The COVID pandemic prompted a hasty retreat to a fully remote work environment for many companies in spring 2020. They began talking about a return to work in summer 2020, even before a vaccine was available. That timetable has been slipping ever since: from Labor Day 2020, to the beginning of 2021, to midsummer 2021 and now Labor Day 2021. But it seems like at least one more delay lies ahead, thanks to the Delta variant.

Many companies are pushing their much-delayed return to the office date back again by a month or more. According to George Penn, a vice president in Gartner’s HR practice, these decisions could be an intelligent approach if they’re based on government policy and guidance, local transmission data, and, most importantly, employee feedback. He says organizations that change their pandemic-era work policies will have to weigh whether any short-term disruptions outweigh what he considers “long-term destruction,” which can erode employee trust and potentially company culture.

Tech Leads the Way

Tech companies, as usual, have been at the forefront, with Apple, Google, Microsoft and others postponing their return to office dates anywhere from a month to well into 2022 or even indefinitely.

Tech workers, of course, work adroitly with collaboration and project management technologies that make remote work viable in the first place. Moreover, for many roles, most of the workday is spent on individual contributor projects. Arguably, the ability to work in an environment of one’s choice contributes more to these workers’ creativity and productivity than the fabled water cooler brainstorms.

This trend is hardly limited to tech companies. Leading companies, from Coca-Cola to Wells Fargo, DocuSign and Indeed, have delayed their return anywhere from a month to an undetermined date in the future.
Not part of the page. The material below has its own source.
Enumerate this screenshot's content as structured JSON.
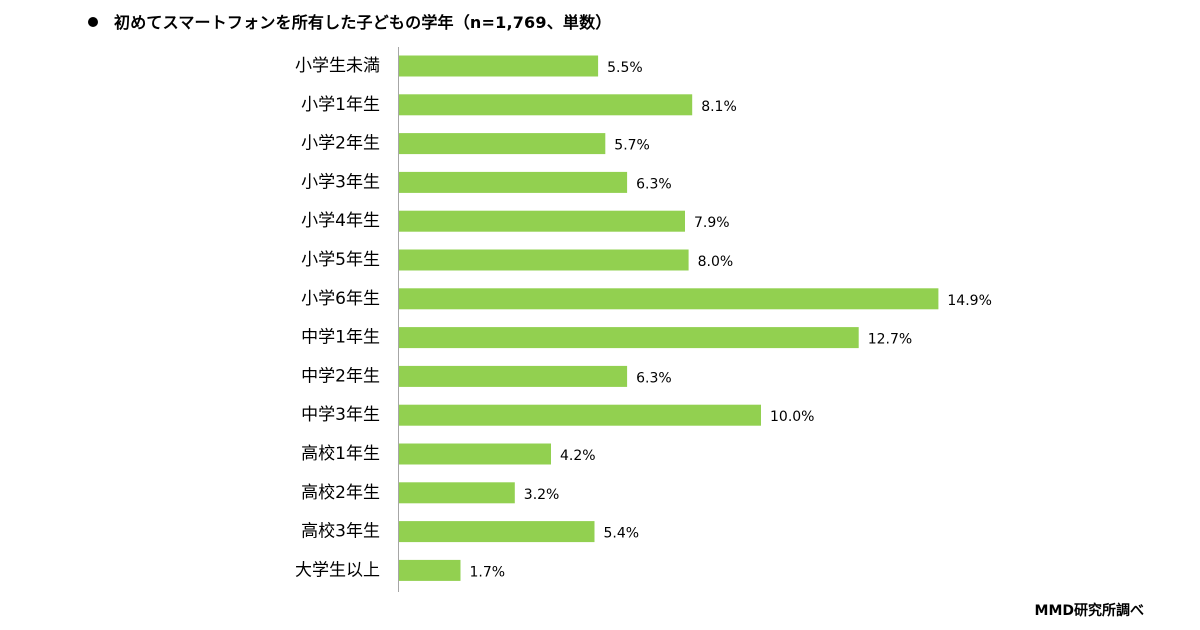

In addition, some companies like Indeed had already planned to move to a hybrid work model and have opted to accelerate those plans. Others, like Dropbox, are making a more permanent shift to remote work. “We’ve adopted a virtual-first model, and for us, that means individual work happens from home,” Dropbox Chief Executive Officer Drew Houston said in an interview on Bloomberg TV. “We’ve turned our offices into collaborative convening spaces.”

Not all Companies are Onboard

More traditional cultures, like Wall Street, have resisted further delays in returning to the workplace  and have already brought many of their workers back to the office—often with stepped-up efforts to fight the virus, such as vaccine mandates or incentives, mask policies, distancing and more.

And even some tech companies like Google view the delay as more of a temporary necessity than a permanent transformation. So to lure employees back to the office in the future, the company has extensively redesigned its California headquarters to feel more like home than a traditional office space. To accompany that carrot, the company recently unveiled a stick: a pay calculator that could slash employees’ salaries who continue to work from home, particularly if they’re living far from the office.

Employees are in No Hurry to Return to the Office

For employees, a resurgent virus with breakthrough infections and renewed requirements for masks and social distancing make a return to the office (and a public transportation commute) even less appealing than it might have already been. As a result, some employees who were resigned to the return are now having second thoughts. Others are uninterested in ever returning to a 40-hour office routine.

For workers whose companies have already pushed the return to office timetable back to early 2022, they will have been out of the office for two full years. It’s fair to ask whether these employees will ever be prepared to return to the office. The longer this distributed workforce experiment continues, and the more successful employees believe it to be, the less likely they’ll want to turn back the clock, no matter how homey the office setup might be.